Friday, October 16, 2020

WPA & CCC October Workshop Handout.... in case you missed it.

 

Forging Ahead: The WPA & The CCC

By Donna Potter Phillips, Donna243@gmail.com, please do not use without permission.

President Franklin Delano Roosevelt on 6 May 1933, signed into law the Works Progress Administration (WPA). FDR was elected president because he had a plan to bring America out of the Great Depression. His 3-part plan called for relief, recovery and reform, and he was willing to commit federal dollars to achieve this plan for America. The goal of the WPA was to employ most of the unemployed people until the economy recovered. The WPA put men to work building airports, dams, highways, roads, bridges, schools, courthouses, hospitals, post offices, museums, community centers and swimming pools, playgrounds, zoos and much more. By June, 1941, the government had spent $11,000,000 on projects which would be $186 billion today.

Besides all those building projects, the WPA created programs of employment for those involved in the arts, education, historians, archeologists, geologists and researchers. The “best thing” for genealogists to come from the WPA was the compiled inventories of manuscript collections…. Burial listings in cemeteries, federal and state census indexes, naturalization records indexes, newspaper indexes, inventories of courthouse and church records and compiling historical oral narratives of slaves, immigrants and Native Americans.

Another project of the WPA was the establishment of the CCC, the Civilian Conservation Corps. This program, operational between 1933-1942, was established to provide employment to unmarried men between the ages of 17-28 and some 2,000,000 men were enrolled. The men were paid $25 per month and all were required to send $20 of that home to their families.
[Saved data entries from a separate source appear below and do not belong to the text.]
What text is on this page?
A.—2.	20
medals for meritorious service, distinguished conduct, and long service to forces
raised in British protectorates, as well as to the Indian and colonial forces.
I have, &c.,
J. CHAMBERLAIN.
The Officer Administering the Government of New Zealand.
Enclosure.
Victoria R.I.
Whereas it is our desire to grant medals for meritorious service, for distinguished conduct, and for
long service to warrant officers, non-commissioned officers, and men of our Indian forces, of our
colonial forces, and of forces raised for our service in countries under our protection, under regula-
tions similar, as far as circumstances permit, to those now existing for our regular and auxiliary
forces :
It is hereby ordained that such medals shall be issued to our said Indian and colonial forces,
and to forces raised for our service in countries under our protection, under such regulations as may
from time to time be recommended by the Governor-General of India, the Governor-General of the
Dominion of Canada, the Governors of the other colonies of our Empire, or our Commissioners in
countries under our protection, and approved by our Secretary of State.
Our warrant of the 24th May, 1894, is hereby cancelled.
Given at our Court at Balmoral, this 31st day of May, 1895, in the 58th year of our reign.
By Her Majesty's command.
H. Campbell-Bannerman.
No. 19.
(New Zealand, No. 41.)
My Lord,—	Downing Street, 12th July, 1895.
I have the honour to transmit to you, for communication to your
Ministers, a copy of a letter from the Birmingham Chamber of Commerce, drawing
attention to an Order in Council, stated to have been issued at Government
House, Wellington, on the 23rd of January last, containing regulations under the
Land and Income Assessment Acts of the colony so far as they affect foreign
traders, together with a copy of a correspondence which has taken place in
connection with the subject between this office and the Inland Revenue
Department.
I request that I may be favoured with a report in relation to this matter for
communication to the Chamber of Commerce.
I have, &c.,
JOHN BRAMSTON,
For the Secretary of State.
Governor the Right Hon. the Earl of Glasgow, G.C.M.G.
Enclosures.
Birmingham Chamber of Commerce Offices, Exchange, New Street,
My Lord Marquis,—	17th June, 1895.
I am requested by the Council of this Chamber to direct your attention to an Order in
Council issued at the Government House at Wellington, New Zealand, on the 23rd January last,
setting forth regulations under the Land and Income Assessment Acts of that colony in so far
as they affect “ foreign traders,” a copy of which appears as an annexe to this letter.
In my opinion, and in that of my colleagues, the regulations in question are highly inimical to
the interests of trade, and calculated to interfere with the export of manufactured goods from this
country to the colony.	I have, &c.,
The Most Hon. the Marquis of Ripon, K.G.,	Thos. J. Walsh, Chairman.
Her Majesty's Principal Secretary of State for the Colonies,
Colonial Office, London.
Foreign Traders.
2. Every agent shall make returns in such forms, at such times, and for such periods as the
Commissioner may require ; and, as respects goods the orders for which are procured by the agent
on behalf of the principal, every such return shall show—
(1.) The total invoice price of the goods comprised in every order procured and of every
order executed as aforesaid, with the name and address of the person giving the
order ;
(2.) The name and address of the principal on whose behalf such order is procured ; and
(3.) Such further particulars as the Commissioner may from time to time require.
The CCC program ended in 1942 as war was needing young American men.

Want to learn more about the WPA/CCC?

***Paula Stuart-Warren offers a 55-minute webinar/video for Ancestry Academy telling the complete story.

***Google the terms adding your state or area. A simple search for “WPA records” yielded 16,100 hits in under a second.

*** The National Archives at St. Louis is where to go for personnel records. (Fill out a form; pay a fee; be patient.)

*** The Minnesota History Center offers tips, databases and helps.

*** Click to Cyndi’s List, then U.S. History: The Great Depression; Works Progress (Projects) Administration-WPA; there you’ll find 15  links to various WPA/CCC records.

*** American-Made: The Enduring Legacy of the WPA, by Nick Taylor, 2008, available on Amazon.